Chronicling a Love Affair with Canadian Theatre


Spamalot At The Stratford Festival

Eric Idle’s Spamalot, now holding forth at the Stratford Festival’s Avon Theatre, is surely up for some sort of ecological award. After all, everything in it is recycled. Not that there’s anything wrong with that.

Whether you’ll enjoy this Spamalot will depend to a great extent on your level of devotion to the Monty Python canon. Those who are unfamiliar with the Python’s television series or films such as Monty Python and the Holy Grail or The Life of Brian (do such people exist?) may wonder why people around them are having such a rollicking good time.

I will confess to being a Python fan and yet I found myself only intermittently amused by the proceedings, perhaps because the show seems like yet another pro forma attempt to squeeze a few more bucks from a beloved property.

Still, you have to give Python alum Idle a big tip of the hat for contributing not just the book and lyrics but the music well, with an assist from John Du Prez.

While basically following the plot of “Monty Python and the Holy Grail,” Spamalot throws in a few additional elements, like the ever-popular “Always Look On The Bright Side,” along with some arch and quite amusing commentary on the cliches of Broadway musicals.

There are clever parodies of bits from Phantom of the Opera, Fiddler on the Roof, and probably a few others I missed. That said, “You Won’t Succeed on Broadway,” with its advice that a show can’t make it on the Great White Way “if you don’t have any Jews” seemed rather dated. It might have killed in 2005 when Spamalot debuted, but today, with the rise of anti-semitism in the United States, I found it vaguely uncomfortable.

What really makes Spamalot worth a trip to Stratford is the star-studded production it receives thanks to director Lezlie Wade and choreographer Jesse Robb.

The cast is an embarrassment of riches. Jennifer Rider-Shaw, fresh from her triumph as Velma in last season’s Chicago, is a stunning Lady of the Lake. The Festival has seemingly decided that she cannot make a “normal” entrance. In Chicago she descended from on high; in Spamalot she rises from the traps or cruises on and off in a motorized boat.

Her substantial vocal chops make over-the-top numbers like “Knights of the Round Table,” “Find Your Grail,” and “What Ever Happened To My Part” highlights of the show.

Holding his own against Rider-Shaw’s powerful competition, is Jonathan Goad as King Arthur. Not too long ago Goad delivered an admirable Hamlet at the Festival that has yet to be surpassed. In Spamalot he proves himself an endearing and nimble-footed farceur.

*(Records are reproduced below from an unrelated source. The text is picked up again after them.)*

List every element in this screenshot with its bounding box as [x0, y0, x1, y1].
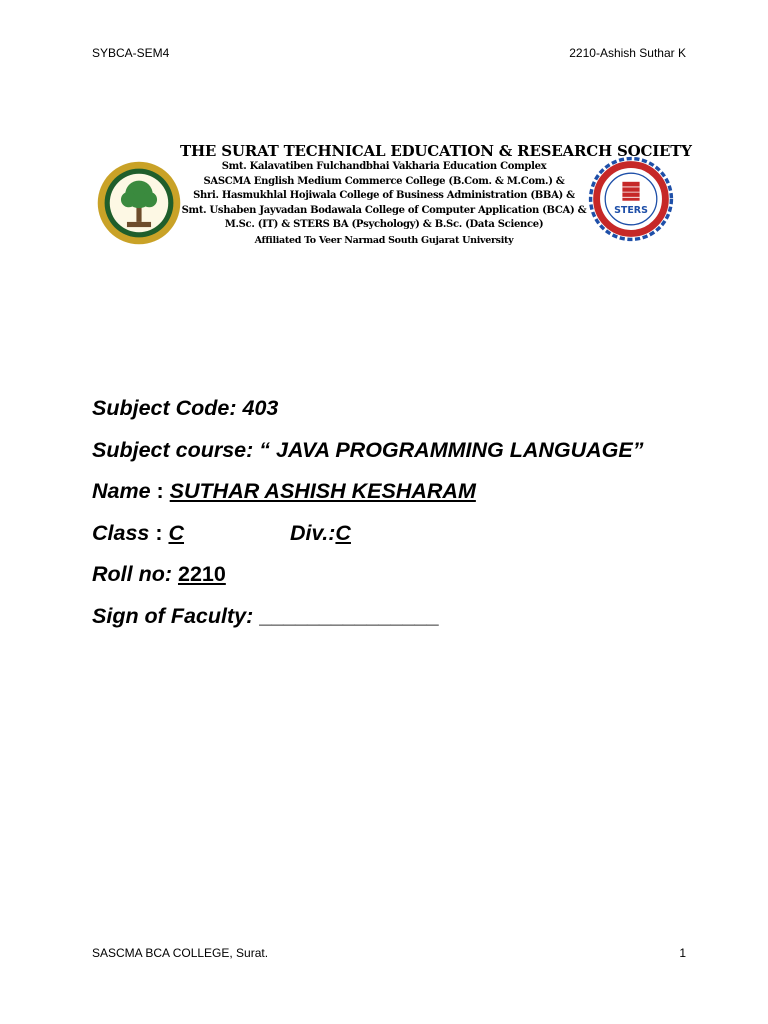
- roll-value: 2210: [177, 562, 226, 586]
- sign-line: _______________: [259, 603, 439, 628]
- name-separator: :: [150, 479, 170, 503]
- banner-line: Shri. Hasmukhlal Hojiwala College of Business Administration (BBA) &: [193, 190, 575, 201]
- sign-label: Sign of Faculty:: [92, 603, 260, 628]
- div-label: Div.:: [290, 520, 336, 545]
- banner-line: Smt. Kalavatiben Fulchandbhai Vakharia Education Complex: [221, 161, 547, 172]
- roll-label: Roll no:: [92, 562, 178, 586]
- subject-code-value: 403: [242, 396, 279, 420]
- page-header-right: 2210-Ashish Suthar K: [569, 46, 686, 60]
- div-value: C: [335, 520, 351, 545]
- seal-text: STERS: [614, 204, 648, 216]
- subject-course-label: Subject course:: [92, 437, 260, 462]
- class-separator: :: [149, 520, 169, 545]
- page-footer-left: SASCMA BCA COLLEGE, Surat.: [92, 946, 269, 960]
- subject-course-value: “ JAVA PROGRAMMING LANGUAGE”: [259, 437, 644, 462]
- name-row: [92, 479, 732, 521]
- sign-row: [92, 604, 732, 646]
- left-college-seal-icon: [96, 160, 182, 246]
- banner-line: M.Sc. (IT) & STERS BA (Psychology) & B.Sc. (Data Science): [224, 219, 544, 230]
- institution-banner: [92, 138, 692, 258]
- class-label: Class: [92, 520, 150, 545]
- banner-affiliation: Affiliated To Veer Narmad South Gujarat University: [254, 234, 514, 246]
- subject-code-row: [92, 396, 732, 438]
- student-details: [92, 396, 732, 645]
- banner-line: SASCMA English Medium Commerce College (B.Com. & M.Com.) &: [203, 175, 565, 187]
- sters-logo-icon: [588, 156, 674, 242]
- name-label: Name: [92, 479, 151, 503]
- page-number: 1: [679, 946, 686, 960]
- class-div-row: [92, 521, 732, 563]
- class-value: C: [168, 520, 185, 545]
- roll-row: [92, 562, 732, 604]
- subject-course-row: [92, 438, 732, 480]
- page-header-left: SYBCA-SEM4: [92, 46, 170, 60]
- banner-title: THE SURAT TECHNICAL EDUCATION & RESEARCH SOCIETY: [180, 142, 692, 160]
- subject-code-label: Subject Code:: [92, 396, 243, 420]
- banner-line: Smt. Ushaben Jayvadan Bodawala College of Computer Application (BCA) &: [181, 204, 587, 216]
- banner-text-block: [180, 142, 692, 248]
- name-value: SUTHAR ASHISH KESHARAM: [169, 479, 476, 503]
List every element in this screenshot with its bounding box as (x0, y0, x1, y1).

And speaking of farce, Eddie Glen as King Arthur’s coconut-clopping sidekick Patsy, in one of his all-to-infrequent appearances on Festival stages, gives a master class in how to steal a scene. His turn in “I’m All Alone” is ever so subtly priceless. He also plays two other minor characters.

Everyone else in the company doubles, trebles, quadruples, and for all I know quintuples and sextuples in numerous roles.

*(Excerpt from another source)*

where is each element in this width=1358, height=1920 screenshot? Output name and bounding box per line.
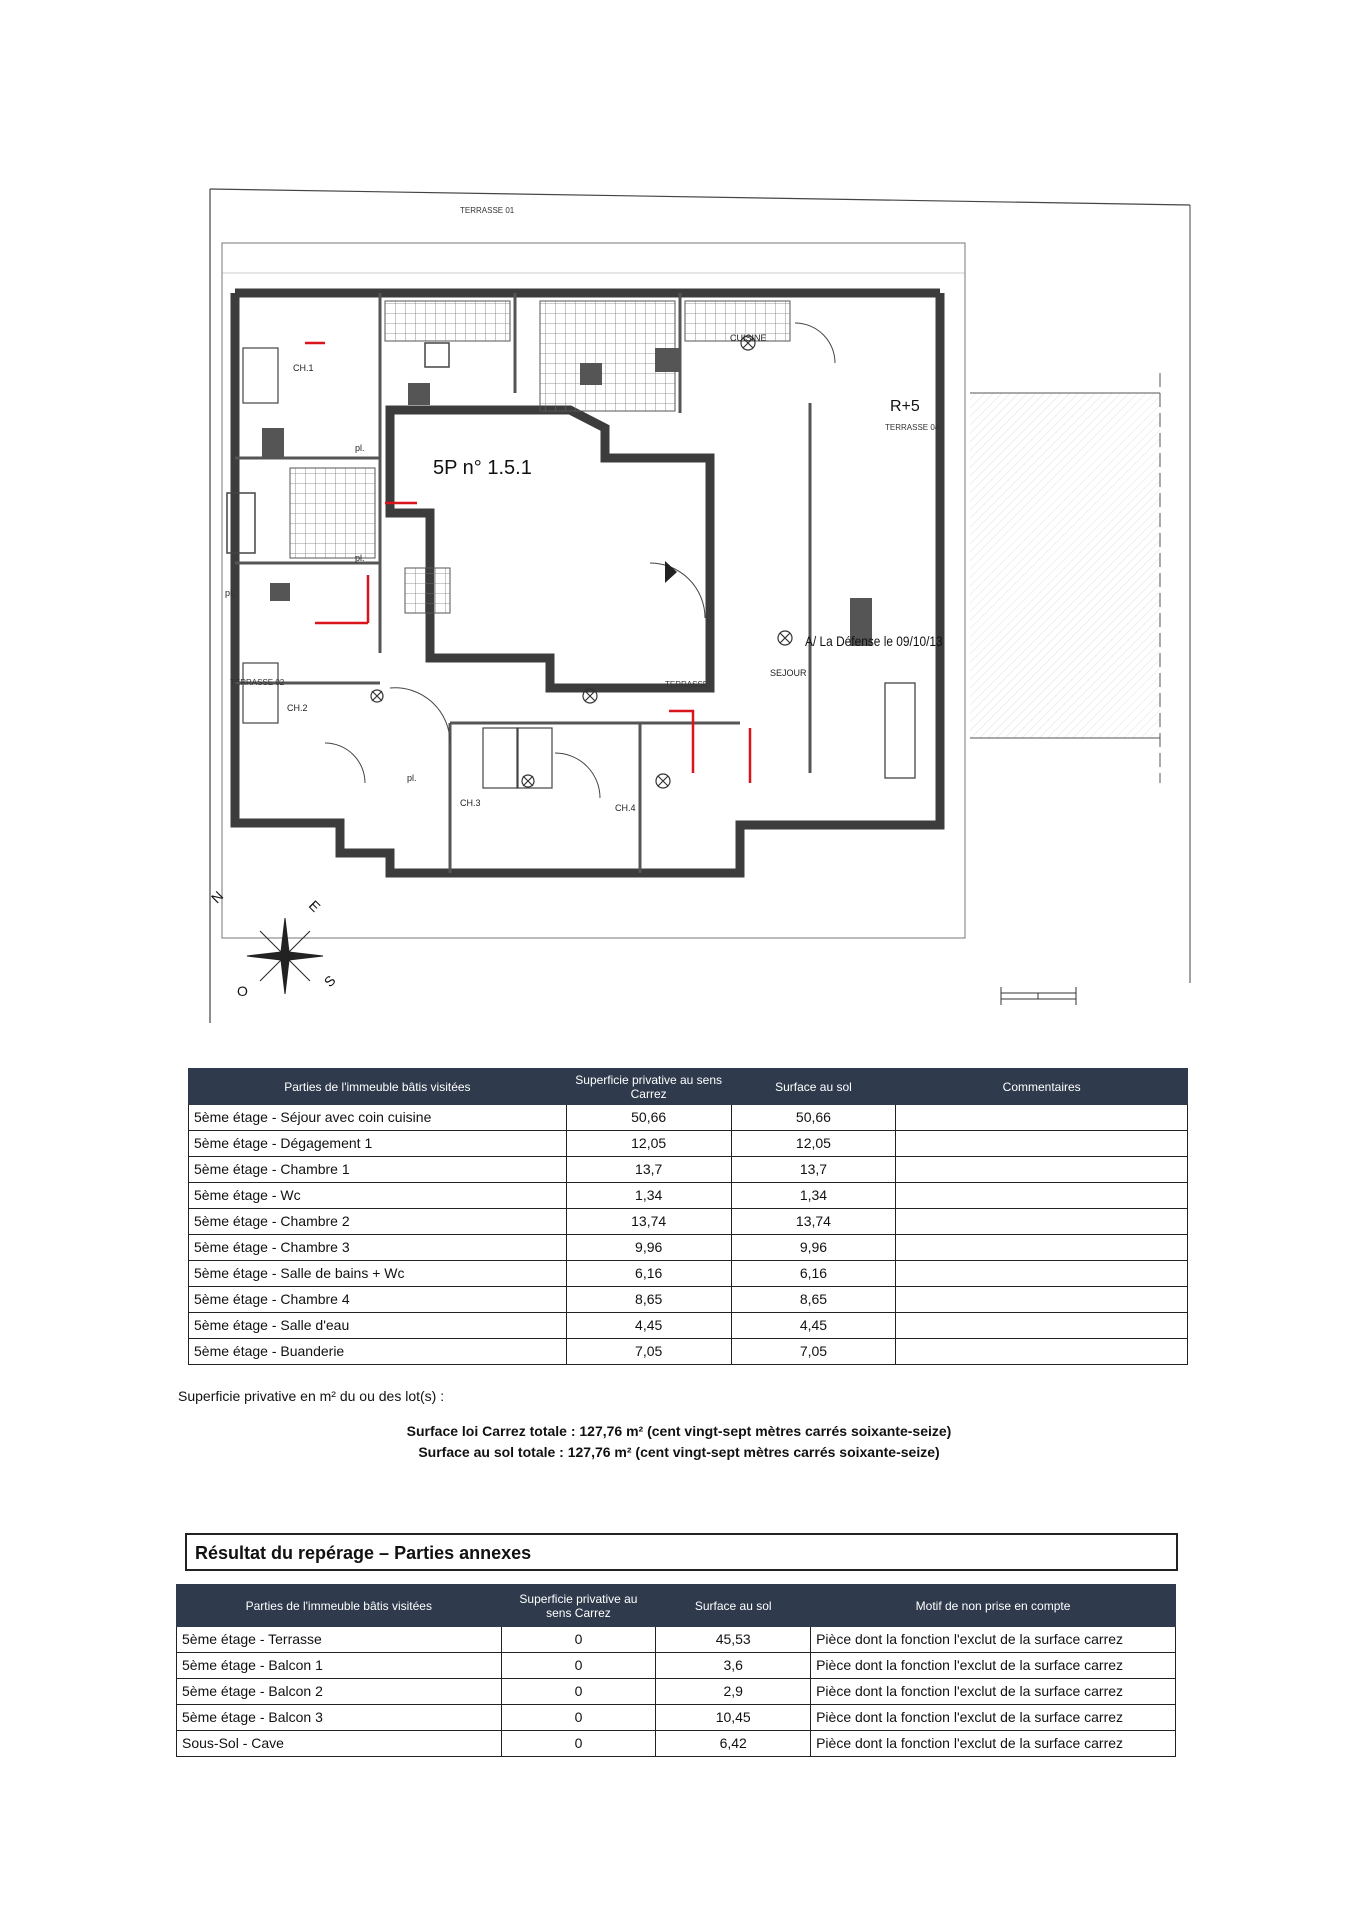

Aaron Krohn, returning to Stratford after a too-long absence, is splendid as Sir Lancelot, a knight of the round closet, who comes out spectacularly in the number “His Name Is Lancelot,” which is gay in every sense of the word.

On top of that, he also portrays – brilliantly – The French Taunter, Knight of Ni, and the terrifyingly suspended Tim the Enchanter, among others, and is completely unrecognizable in each role.

Liam Tobin, a handsome and statuesque newcomer to Stratford, makes a magnificent Sir Galahad. He also reappears, unrecognizable, as Prince Herbert’s Father. Let’s hope he becomes a Stratford regular.

Also catching my attention were Josh Doig as Prince Herbert, Henry Firmston as Not Dead Fred, and Trevor Patt as the musical comedy loving Sir Robin. All three also play other roles.

All of this performing excellence is abetted by designers David Boechler (sets and costumes), Renée Brode (lighting), and Sean Nieuwenhuis (projections). Laura Burton conducted the always excellent Festival orchestra.

While I wasn’t bothered by the now de rigeur mic’ing of cast and musicians, I heard several complaints about the sound levels, especially from people in the balcony. emily c. porter [sic] is credited with sound design.

Ultimately, it’s hard not to love a show that wraps up with an audience singalong of “Always Look On The Bright Side,” which sent us all out of the theatre in a good mood.

Spamalot continues at the Stratford Festival’s Avon Theatre through October 31, 2023. For more information and to purchase tickets visit the Stratford Festival website. [https://www.stratfordfestival.ca/]

Footnote: God makes an appearance in this show and is clearly identified as female. Is this progress? Do today’s women really want to be identified with a Supreme Being that petty and vindictive?